HAKEKAT MANUSIA DAN ILMU PENGETAHUAN
Rasa ingin tahu manusia merupakan tabiat manusia yang
paling hakiki. Tabiat ingin tahu manusia terhadap sesuatu tersebut didorong
oleh anugerah tertinggi dari Sang Pencipta manusia yaitu Allah Yang Maha Kuasa,
yang telah melengkapi manusia dengan ’akal pikiran’ . Dengan ’akal pikiran’ itu
eksitensi manusia mendapat pengakuan, seperti dinyatakan oleh salah satu Ahli Filsafat
Modern, Rene Descartes : ”Cogito Ergo Sum” atau ”kalau aku berpikir, maka aku ada”.
Rene Descartes |
Burhan Bungin (2007 : 2) mengatakan :
”Sebagai produk berpikir, rasa ingin tahu tak kunjung berhenti merasuk jiwa
manusia. Setelah terpenuhi suatu kebutuhan ingin tahu, timbul kebutuhan ingin
tahu yang lainnya. Hal ini memaksakan
manusia terus berpikir dan terus menjawab rasa ingin tahunya. Akibatnya
muncul berbagai ragam pikiran dan rasa ingin tahu dan sebagai hasilnya
berkembang berbagai macam pengetahuan.”
Selanjutnya
Burhan Bungin juga mengatakan :
”Dari hasil olah pikirannya, manusia semakin mengerti tentang diri dan
dunianya.
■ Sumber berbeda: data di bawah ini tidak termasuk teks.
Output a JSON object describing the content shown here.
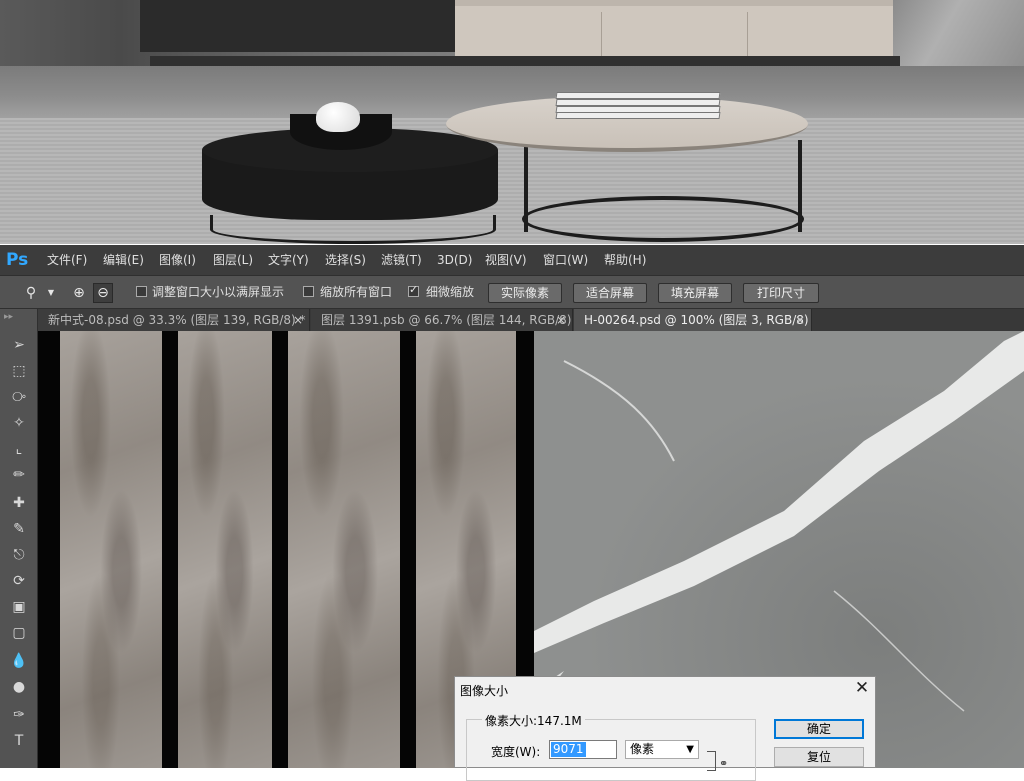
{
  "photoshop": {
    "logo": "Ps",
    "menu": [
      "文件(F)",
      "编辑(E)",
      "图像(I)",
      "图层(L)",
      "文字(Y)",
      "选择(S)",
      "滤镜(T)",
      "3D(D)",
      "视图(V)",
      "窗口(W)",
      "帮助(H)"
    ],
    "options_bar": {
      "check_resize_windows": {
        "label": "调整窗口大小以满屏显示",
        "checked": false
      },
      "check_zoom_all": {
        "label": "缩放所有窗口",
        "checked": false
      },
      "check_scrubby": {
        "label": "细微缩放",
        "checked": true
      },
      "buttons": [
        "实际像素",
        "适合屏幕",
        "填充屏幕",
        "打印尺寸"
      ]
    },
    "tabs": [
      {
        "label": "新中式-08.psd @ 33.3% (图层 139, RGB/8) *",
        "close": "×",
        "active": false
      },
      {
        "label": "图层 1391.psb @ 66.7% (图层 144, RGB/8)",
        "close": "×",
        "active": false
      },
      {
        "label": "H-00264.psd @ 100% (图层 3, RGB/8)",
        "close": "×",
        "active": true
      }
    ]
  },
  "dialog": {
    "title": "图像大小",
    "close_glyph": "✕",
    "pixel_size_label": "像素大小:147.1M",
    "width_label": "宽度(W):",
    "width_value": "9071",
    "width_unit": "像素",
    "ok_label": "确定",
    "reset_label": "复位"
  },
  "icons": {
    "zoom_tool": "magnifier-icon",
    "zoom_in": "zoom-in-icon",
    "zoom_out": "zoom-out-icon",
    "tools": [
      "move-icon",
      "marquee-icon",
      "lasso-icon",
      "magic-wand-icon",
      "crop-icon",
      "eyedropper-icon",
      "healing-brush-icon",
      "brush-icon",
      "clone-stamp-icon",
      "history-brush-icon",
      "eraser-icon",
      "gradient-icon",
      "blur-icon",
      "dodge-icon",
      "pen-icon",
      "type-icon"
    ]
  },
  "colors": {
    "ps_logo": "#31a8ff",
    "menubar": "#3c3c3c",
    "panel": "#535353"
  }
}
Ini berarti bahwa pengetahuan tidak saja meningkatkan apresiasi
manusia tentang apa yang dimauinya, tetapi juga serempak membuka mata manusia
lebar-lebar terhadap berbagai kekurangnya, karena ilmu pengetahuan bukan
jawaban satu-satunya terhadap dorongan
ingin tahu manusia. ”
Hal tersebut mendapatkan jawaban dari J.S. Suriasumantri (dalam Burhan Bungin,
2007 : 2), sebagai berikut : ”Karena manusia tidak mengerti hakikat ilmu yang
sebenarnya.” Sebagai makhkuk ciptaan Tuhan, manusia harus menyadari dirinya
diciptakan hanya untuk mengabdi kepada Sang Penciptanya saja, sehingga
sesungguhnya harus dapat tampil di tengah-tengah sisi pandang ilmu pengetahuan
yang tidak bertepi.
Bahkan Albert Einstein (1879-1917), seorang teoritikus besar ilmu alam mengatakan
: ”Merupakan bukti bahwa ilmu bukan satu-satunya cara mencapai apa yang
dinamakan kebenaran. Ilmu tanpa agama adalah buta, dan agama tanpa ilmu adalah
lumpuh.” Kesadaran Albert Einstein terhadap relativitas kebenaran ilmu
pengetahuan telah mempertegas pemahaman manusia terhadap janji Allah mengenai
derajat manusia, yaitu manusia berilmu, beramal, dan beriman.
Albert Einstein |
Sejalan dengan pemikiran tersebut, maka Burhan Bungin
(2007:2) menegaskan :
”Karena kebenaran tidak hanya diperoleh dari ilmu pengetahuan saja, yang
juga berarti bahwa ilmu pengetahuan tidak sedikit andil terhadap kebenaran. Namun bukan jalan satu-satunya untuk itu. Masih ada jalan lain yaitu : agama, filsafat, seni dan sebagainya,
adalah sejawat ilmu pengetahuan dalam menuju kebenaran.”
DAFTAR PUSTAKA
A. Wiramihardja,
Sutardjo, 2007, Pengantar Filsafat
(Sistematika Filsafat, Sejarah
Filsafat,
Logika dan Filsafat Ilmu (Epistemokogi), Metafisika dan Filsafat
Manusia, Aksiologi), Bandung: Refika Aditama.
Burhan Bungin, 2007, Penelitian
Kualitatif : Komunikasi, Ekonomi, Kebijakan
Publik, dan Ilmu Sosial Lainnya, Jakarta: Kencana Prenada Media Group.
Louis Leahy, 2001, Siapakah
Manusia ? (Sintesis, Filosofis tentang Manusia),
Pustaka Filsafat, Yogjakarta: Kanisius.
Pustaka Filsafat, Yogjakarta: Kanisius.